Comme vous le constaterez l’ordre des textes n’est pas chronologique mais conceptuel. Cela donne sans doute à l’ensemble un style inégal, mais permet d’aérer la lecture entre deux thèmes variés. Chaque élément discret étant lui-même divisé en section dont je vous laisse l’appréciation.
Mais je dois sans doute vous expliquer les premières bases afin d’aborder ces textes. Ils prennent racine dans mon désir d’écrire non plus sur moi mais sur ces autres qui sont ma vie. Dans ce premier objectif j’ai rapidement échoué par faute à l’outil littéraire qui ne permet pas de décrire le réel. Force m’est de constater que je ne puis, afin de garder un minimum de sincérité, que parler de mon point de vue de ces autres. Or ce point de vue égocentré ne permet que de décrire ce que j’appelle un élément discret, autrement dit, une personne dans mon coeur à un moment précis.

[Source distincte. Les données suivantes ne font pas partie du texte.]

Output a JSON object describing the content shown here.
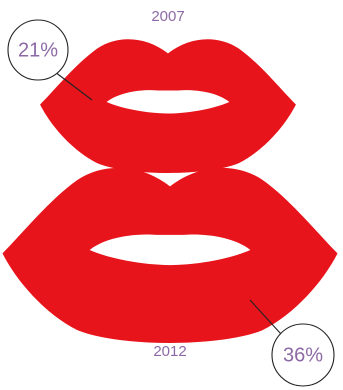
{
  "chart_data": {
    "type": "pictogram",
    "categories": [
      "2007",
      "2012"
    ],
    "values": [
      21,
      36
    ],
    "value_labels": [
      "21%",
      "36%"
    ],
    "unit": "%",
    "icon": "lips-icon",
    "title": "",
    "xlabel": "",
    "ylabel": ""
  },
  "colors": {
    "lips": "#e8141b",
    "label_text": "#8d6aa6",
    "bubble_stroke": "#222222",
    "background": "#ffffff"
  }
}
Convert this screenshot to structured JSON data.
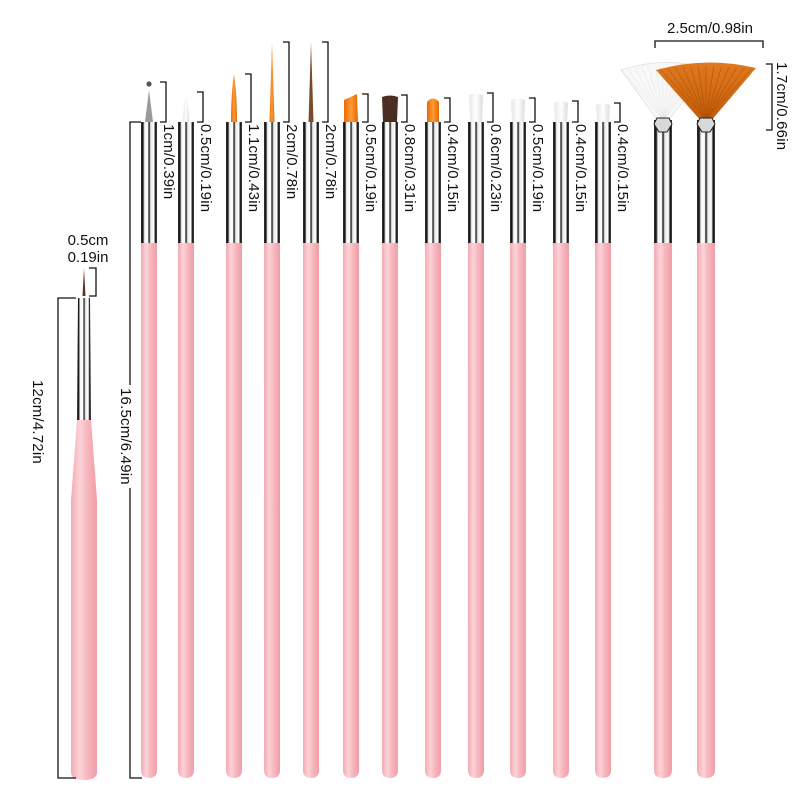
{
  "product": "Nail art brush set",
  "colors": {
    "handle": "#f7b8bf",
    "handle_highlight": "#fcd8dc",
    "ferrule_light": "#f2f2f2",
    "ferrule_dark": "#1a1a1a",
    "bristle_orange": "#f07c12",
    "bristle_brown": "#4a2e22",
    "bristle_white": "#f6f6f6",
    "bristle_silver": "#8a8a8a",
    "bristle_umber": "#7a4a2a",
    "line": "#111111"
  },
  "dimensions": {
    "short_brush_total": "12cm/4.72in",
    "short_brush_tip_cm": "0.5cm",
    "short_brush_tip_in": "0.19in",
    "long_brush_total": "16.5cm/6.49in",
    "fan_width": "2.5cm/0.98in",
    "fan_height": "1.7cm/0.66in"
  },
  "brushes": [
    {
      "type": "dotting",
      "bristle": "silver",
      "label": "1cm/0.39in"
    },
    {
      "type": "liner",
      "bristle": "white",
      "label": "0.5cm/0.19in"
    },
    {
      "type": "liner",
      "bristle": "orange",
      "label": "1.1cm/0.43in"
    },
    {
      "type": "striper",
      "bristle": "orange",
      "label": "2cm/0.78in"
    },
    {
      "type": "striper",
      "bristle": "umber",
      "label": "2cm/0.78in"
    },
    {
      "type": "angled",
      "bristle": "orange",
      "label": "0.5cm/0.19in"
    },
    {
      "type": "flat",
      "bristle": "brown",
      "label": "0.8cm/0.31in"
    },
    {
      "type": "round-flat",
      "bristle": "orange",
      "label": "0.4cm/0.15in"
    },
    {
      "type": "flat",
      "bristle": "white",
      "label": "0.6cm/0.23in"
    },
    {
      "type": "flat",
      "bristle": "white",
      "label": "0.5cm/0.19in"
    },
    {
      "type": "flat",
      "bristle": "white",
      "label": "0.4cm/0.15in"
    },
    {
      "type": "flat",
      "bristle": "white",
      "label": "0.4cm/0.15in"
    },
    {
      "type": "fan",
      "bristle": "white",
      "label": ""
    },
    {
      "type": "fan",
      "bristle": "orange",
      "label": ""
    }
  ]
}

Car de cette temporalité nait justement l’intérêt de l’expérience, nous pouvons envisager l’évolution continue d’une personne à travers deux ou plusieurs éléments discrets. Et en dehors de la personne même, ma vision de celle-ci à travers notre relation. Car c’est avant tout d’une expérience sociale (même si littéraire) qu’il s’agit et j’ose espérer avoir pus illustrer la manière dont ces système sociaux (basé sur les éléments discrets) fonctionne. Autrement dit, je voulais mettre en avant leur mécanique de fonctionnement.
Voilà qui introduit cette Mécanique continue des élément discrets. Mais il me reste à vous adresser ces quelques propos : pour aussi décevant que ces textes semblent paraitre, ils ont pourtant des qualités non négligeable. Souvent je me surprend à y retrouver des vérités enfouies la ou je ne relisais que quelques niaiseries, quand ce n’est pas certains aspects prophétique qui prennent un grand sens. Mais pour autant, cette « Mécanique continue des éléments discrets » reste fondamentalement placée sous le signe de l’imperfection. Si je n’espère pas des réaction simple et entendue, je me doit toutefois de préciser une chose fondamentale concernant les éléments : Il y a ce que je sais, il y a ce que je devine, il y a ce que j’invente.
Finalement, je voudrais terminer cette introduction en expliquant que si ceci conclus une su longue rédaction, ce fut également trois ans d’Amour, puissent-t-ils encore durer.